Article ID | Journal | Published Year | Pages | File Type |
---|---|---|---|---|
619127 | Wear | 2007 | 10 Pages |
Two new substoichiometric titania (TiOx) coatings designated for cylinder liner application were deposited on specimen of grey cast iron GG20HCN with high carbon content by plasma spraying. First, a TinO2n−1 coating was prepared by atmospheric plasma spraying (APS) using a sintered and agglomerated Magnéli-type spray powder. Second a TiO1.95−x coating was deposited with a vacuum plasma spray (VPS) process using a commercial, fused and crushed TiO1.95 powder. The tribological behaviour of these coatings under lubricated conditions was compared with uncoated specimen of this grey cast iron. As counter bodies a widespread used APS-sprayed Mo-NiCrBSi piston ring coating (MKP81A®), an advanced HVOF-sprayed WC/Cr3C2-based (MKJet502®) ring coating as well as non-commercial prototype APS-sprayed TinO2n−1 and APS-sprayed (Ti,Mo)(C,N) + 23NiMo (TM23-1) coatings were tribotested.The interaction of the pairs with prototype engine oils based on esters and polyglycols were studied under mixed/boundary lubrication using the BAM test method.
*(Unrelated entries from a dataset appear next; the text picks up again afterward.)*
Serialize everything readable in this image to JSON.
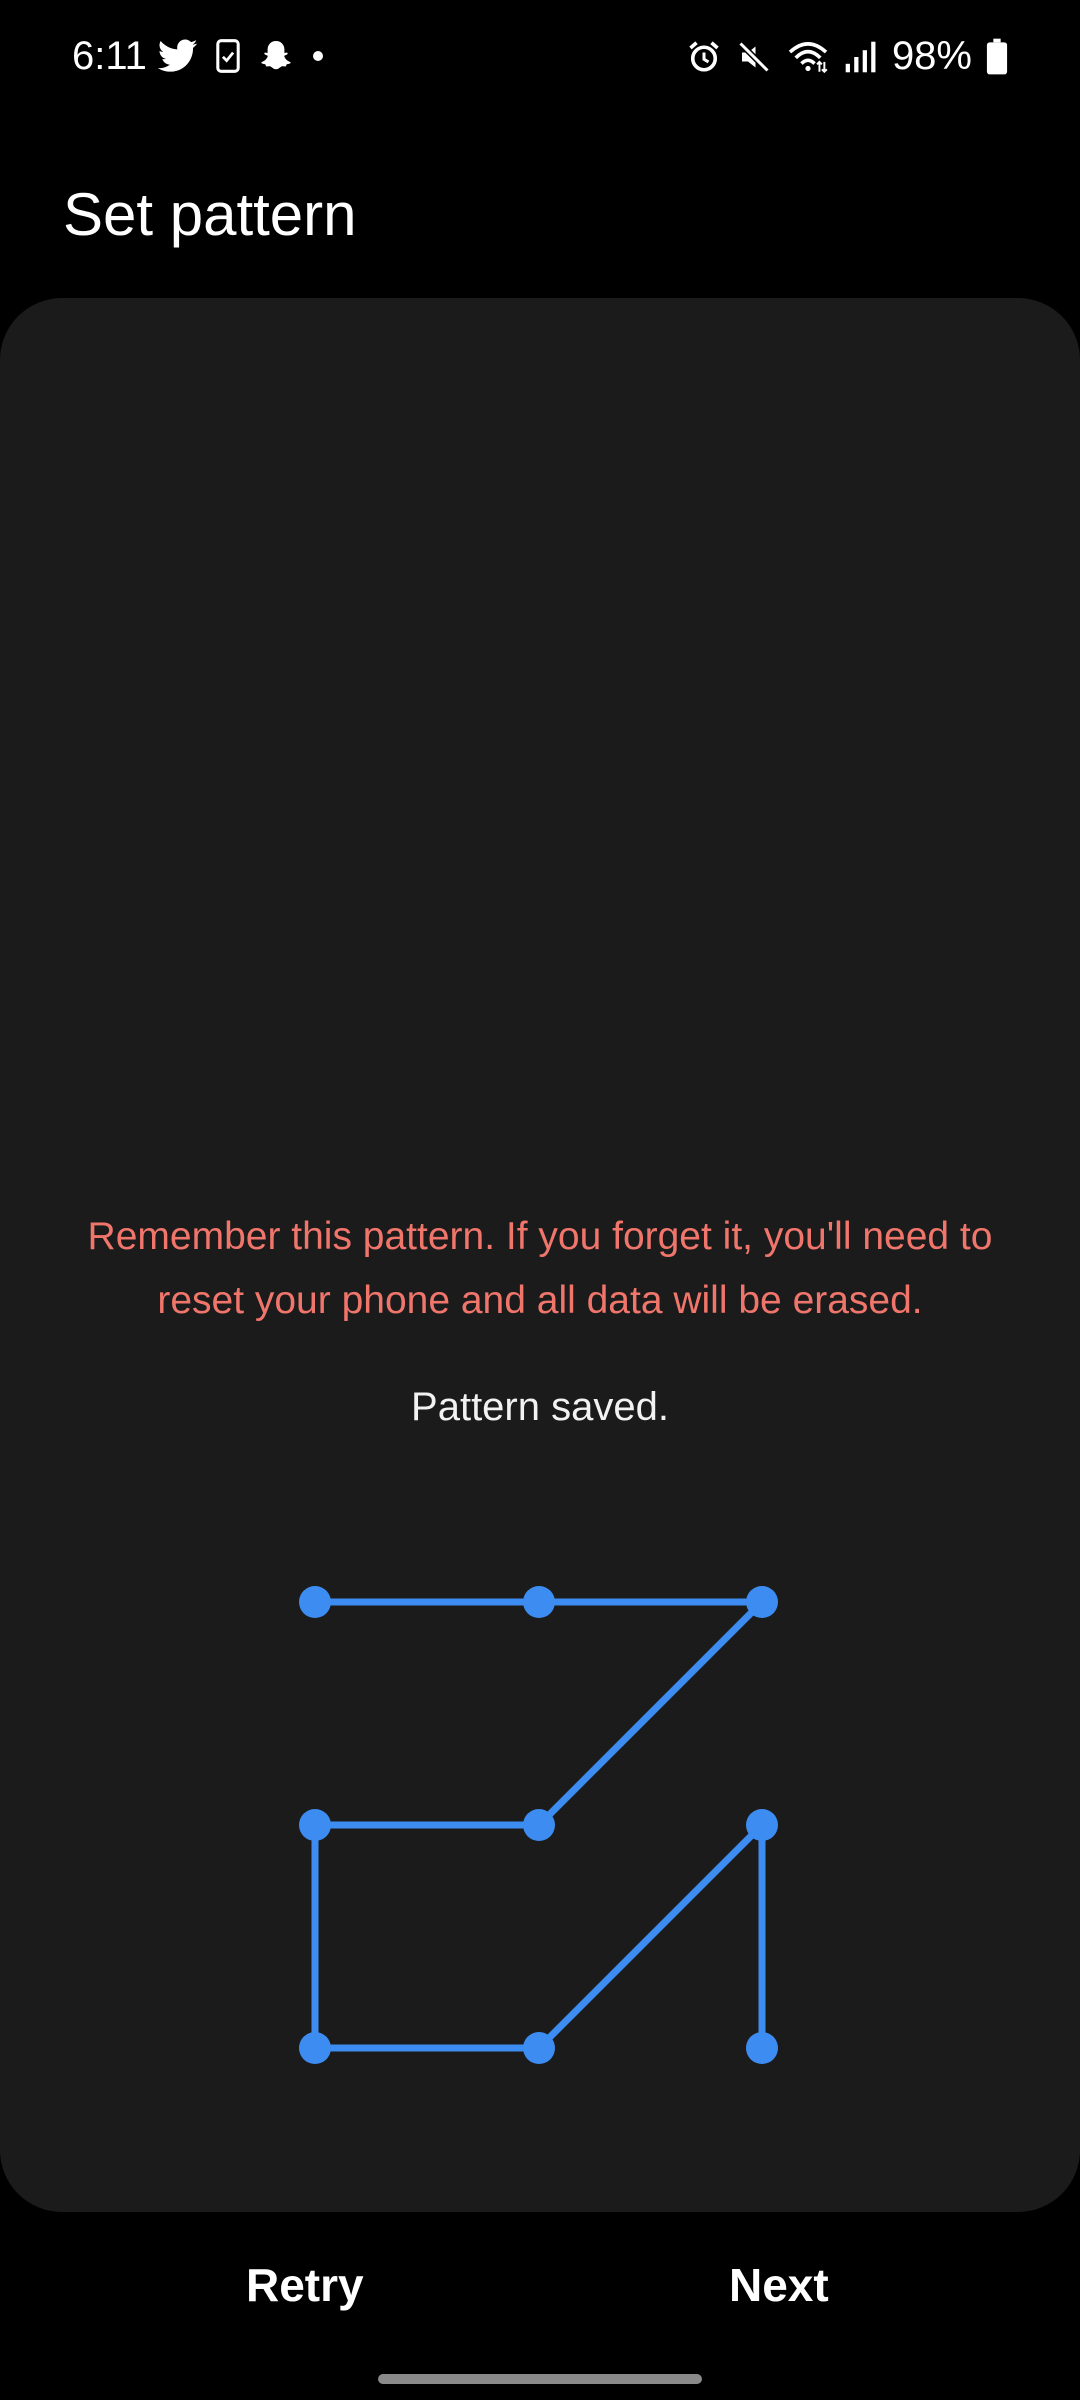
{
  "status_bar": {
    "time": "6:11",
    "left_icons": [
      "twitter-icon",
      "phone-check-icon",
      "snapchat-icon",
      "notification-dot-icon"
    ],
    "right_icons": [
      "alarm-icon",
      "mute-icon",
      "wifi-icon",
      "signal-icon",
      "battery-icon"
    ],
    "battery_percent": "98%"
  },
  "header": {
    "title": "Set pattern"
  },
  "main": {
    "warning": "Remember this pattern. If you forget it, you'll need to reset your phone and all data will be erased.",
    "status_message": "Pattern saved.",
    "pattern": {
      "grid": "3x3",
      "sequence": [
        1,
        2,
        3,
        5,
        4,
        7,
        8,
        6,
        9
      ],
      "color": "#3d8cf2"
    }
  },
  "footer": {
    "retry_label": "Retry",
    "next_label": "Next"
  },
  "colors": {
    "background": "#000000",
    "card": "#1b1b1c",
    "warning": "#f0756b",
    "accent": "#3d8cf2"
  }
}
Lubricants were factory fill engine oils, ester-containing lubricants with low-SAP (sulphur–ash–phosphor) and/or bio-no-tox properties as well as polyglycole-based lubricants. The ester and polyglycole-based engine oils respond both to bio-no-tox criteria and are polymer-free. They follow different strategies to reduce zinc, phosphorus and sulphur to assure a low ash content.Both TiOx coatings designated for cylinder liners meet or exceed the wear resistance of the grey cast iron with high carbon content when paired with APS-sprayed TinO2n−1 or Mo-NiCrBSi piston ring coatings. Overall, in nearly all pairs the wear rates of the APS TinO2n−1 coating were lower than those of the VPS TiO1.95−x coating.In order to characterize the tribological behaviour under oil-off, dry-running conditions, additional tests were performed under unlubricated unidirectional sliding conditions at 22 and 400 °C for a sliding speed of 1 m/s against sintered polycrystalline Al2O3 as stationary specimen.